Organized labor opposes the proposed change.
The Service Employees International Union, or SEIU, framed the proposal as an effort to prevent home care workers from unionizing. It issued a statement from union member Melody Benjamin, an Illinois home care worker.
“Together, home care workers are making these poverty-wage jobs into a respected profession and we will not allow any special interest group or self-interested politicians to silence our voices or endanger the high quality care we provide,” Benjamin said in the statement.
In 2014, the Supreme Court ruled in Harris v. Quinn that in-home care providers cannot be forced to pay union dues to qualify for Medicaid funds. That didn’t prevent states from collecting dues, this time indirectly, before the money reaches the provider.
In states such as Oregon and California, providers have only a 10-day window to opt out of paying the dues, according to the State Policy Network.
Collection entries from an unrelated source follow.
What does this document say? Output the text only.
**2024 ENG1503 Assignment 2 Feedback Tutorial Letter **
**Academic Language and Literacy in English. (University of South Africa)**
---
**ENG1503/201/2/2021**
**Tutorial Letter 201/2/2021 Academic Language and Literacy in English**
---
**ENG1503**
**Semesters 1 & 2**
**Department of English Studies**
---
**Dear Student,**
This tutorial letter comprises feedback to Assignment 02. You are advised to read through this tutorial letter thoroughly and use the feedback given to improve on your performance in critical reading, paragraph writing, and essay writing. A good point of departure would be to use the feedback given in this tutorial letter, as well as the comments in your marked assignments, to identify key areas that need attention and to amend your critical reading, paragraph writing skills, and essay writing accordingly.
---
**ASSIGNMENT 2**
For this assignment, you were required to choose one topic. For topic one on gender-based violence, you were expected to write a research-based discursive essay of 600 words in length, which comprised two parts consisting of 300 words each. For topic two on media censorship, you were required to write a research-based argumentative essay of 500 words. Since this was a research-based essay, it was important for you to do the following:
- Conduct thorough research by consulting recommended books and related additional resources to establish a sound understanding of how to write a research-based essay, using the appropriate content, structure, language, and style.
The top beneficiaries of the Medicaid deductions across the country are the Service Employees International Union and the American Federation of State, County and Municipal Employees (AFSCME), the largest unions representing public-sector employees, said Max Nelsen, director of labor policy at the Freedom Foundation, a conservative group in Washington state.
“The Supreme Court ruling [in Harris v. Quinn] helped. Previously, home care providers could be classified as state employees,” Nelsen told The Daily Signal. “What they are doing now is short of requirements, but still coercive. Unions just rewrote the membership forms and SEIU playbook after Harris.”
Last month, the Supreme Court ruled in the case of Janus v. AFSCME Council 31 that public employees can’t be compelled to pay union dues or other fees. The high court ordered the U.S. 7th Circuit Court of Appeals to reconsider its 2017 decision rejecting a case brought by in-home care workers seeking to recoup Medicaid dollars.
It’s likely the ruling could have a significant impact on the Medicaid issue, said Thomas Jipping, a senior legal fellow with The Heritage Foundation.
“Janus was an expansive decision,” Jipping told The Daily Signal. “The Supreme Court has already told the U.S. Court of Appeals for the 7th Circuit to reconsider its decision on the issue you raise.”
Mark Janus, an Illinois state worker, and other plaintiffs filed the case in light of the Harris ruling. While the Janus ruling would be helpful, it likely won’t have an immediate direct impact on the Medicaid rule change, Nelsen said.
“Janus had no direct impact on the unionization/dues collection practices for ‘partial-public employee’ home caregivers,” Nelsen said.
“There are some principles outlined in the Janus decision that may ultimately be helpful in reversing some union practices, but nothing that would categorically stop states from collecting union dues from caregivers’ Medicaid payments.”